LangWart: Method congestion from mutate multiplicty

Terry Reedy tjreedy at udel.edu
Sun Feb 10 03:39:21 EST 2013


While it is true that sorted(iterable) is essentially

def sorted(iterable):
   tem = list(iterable)
   tem.sort
   return tem

the body is not an expression and cannot be substituted in an 
expression. The need for the short form was thought common enough to be 
worth, *on balance*, a new builtin name. It is not surprising that not 
all agree.

Reversed(iterable) is more complicated because it returns an iterator, 
not a list, and looks for a class-specific __reversed__ method.
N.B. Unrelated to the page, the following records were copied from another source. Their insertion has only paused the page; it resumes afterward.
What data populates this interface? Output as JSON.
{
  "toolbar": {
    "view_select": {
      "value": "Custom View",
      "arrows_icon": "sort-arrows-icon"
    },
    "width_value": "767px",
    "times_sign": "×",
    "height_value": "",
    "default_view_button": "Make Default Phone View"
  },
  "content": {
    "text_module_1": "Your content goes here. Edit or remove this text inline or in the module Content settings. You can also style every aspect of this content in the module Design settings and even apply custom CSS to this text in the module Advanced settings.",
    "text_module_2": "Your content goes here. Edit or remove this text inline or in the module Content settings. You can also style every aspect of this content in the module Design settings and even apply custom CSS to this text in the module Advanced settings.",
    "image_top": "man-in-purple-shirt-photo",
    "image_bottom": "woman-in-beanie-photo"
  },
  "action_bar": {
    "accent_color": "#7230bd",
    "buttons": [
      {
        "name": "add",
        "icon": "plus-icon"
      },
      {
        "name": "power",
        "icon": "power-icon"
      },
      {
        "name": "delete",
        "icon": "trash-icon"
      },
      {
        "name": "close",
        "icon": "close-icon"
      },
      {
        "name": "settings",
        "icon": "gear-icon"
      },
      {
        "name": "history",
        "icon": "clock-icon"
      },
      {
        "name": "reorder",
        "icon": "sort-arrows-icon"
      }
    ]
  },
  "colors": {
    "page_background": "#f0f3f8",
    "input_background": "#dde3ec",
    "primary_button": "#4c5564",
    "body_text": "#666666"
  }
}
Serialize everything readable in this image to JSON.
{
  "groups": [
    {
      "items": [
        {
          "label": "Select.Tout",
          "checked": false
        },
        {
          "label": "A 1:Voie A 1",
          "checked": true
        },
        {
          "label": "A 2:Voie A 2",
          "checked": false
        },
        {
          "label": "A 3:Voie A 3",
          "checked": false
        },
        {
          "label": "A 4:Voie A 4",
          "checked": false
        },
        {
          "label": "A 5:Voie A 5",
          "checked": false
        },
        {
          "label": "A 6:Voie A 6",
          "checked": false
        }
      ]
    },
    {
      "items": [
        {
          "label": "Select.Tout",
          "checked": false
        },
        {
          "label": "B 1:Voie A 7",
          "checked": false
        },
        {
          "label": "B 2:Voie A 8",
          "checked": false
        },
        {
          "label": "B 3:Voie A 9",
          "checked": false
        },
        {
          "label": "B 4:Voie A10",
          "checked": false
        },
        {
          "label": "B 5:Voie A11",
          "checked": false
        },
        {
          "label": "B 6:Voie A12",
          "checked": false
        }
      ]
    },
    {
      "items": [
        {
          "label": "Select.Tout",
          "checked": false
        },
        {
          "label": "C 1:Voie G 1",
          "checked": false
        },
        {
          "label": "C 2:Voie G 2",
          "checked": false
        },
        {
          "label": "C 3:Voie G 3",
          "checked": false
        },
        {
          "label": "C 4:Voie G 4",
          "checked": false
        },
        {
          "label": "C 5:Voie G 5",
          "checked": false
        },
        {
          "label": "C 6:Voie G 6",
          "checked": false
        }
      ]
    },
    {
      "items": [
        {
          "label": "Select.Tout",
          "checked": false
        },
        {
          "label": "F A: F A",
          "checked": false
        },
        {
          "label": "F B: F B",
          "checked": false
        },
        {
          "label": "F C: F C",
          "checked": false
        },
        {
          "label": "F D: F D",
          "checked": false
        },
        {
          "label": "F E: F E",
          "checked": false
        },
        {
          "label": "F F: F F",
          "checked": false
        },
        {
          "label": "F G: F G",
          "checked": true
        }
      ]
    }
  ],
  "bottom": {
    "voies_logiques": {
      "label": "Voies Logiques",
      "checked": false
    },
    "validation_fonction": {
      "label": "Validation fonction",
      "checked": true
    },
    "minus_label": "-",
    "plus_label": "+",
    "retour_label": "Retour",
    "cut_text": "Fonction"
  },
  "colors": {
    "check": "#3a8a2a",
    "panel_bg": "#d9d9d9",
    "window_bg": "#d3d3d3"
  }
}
I think 
it is more or less equivalent to the following:

def _rev_iter(seq, n):
   for i in range(n-1, -1, -1):
   # many people have trouble getting the range right
     yield seq[i]

def reversed(iterable):
   try:
     return iterable.__reversed__()
   except AttributeError:
     try:
       itlen = iterable.__len__
       iterable.__getitem__
       return _rev_iter(iterable, itlen)
     except AttributeError:
       raise TypeError("argument to reversed() must be a sequence")

Even if list mutation methods returned the list, which they do not and 
for good reason, reversed(it) is not the same as list(it).reverse(). So 
that part of the premise of this thread is wrong.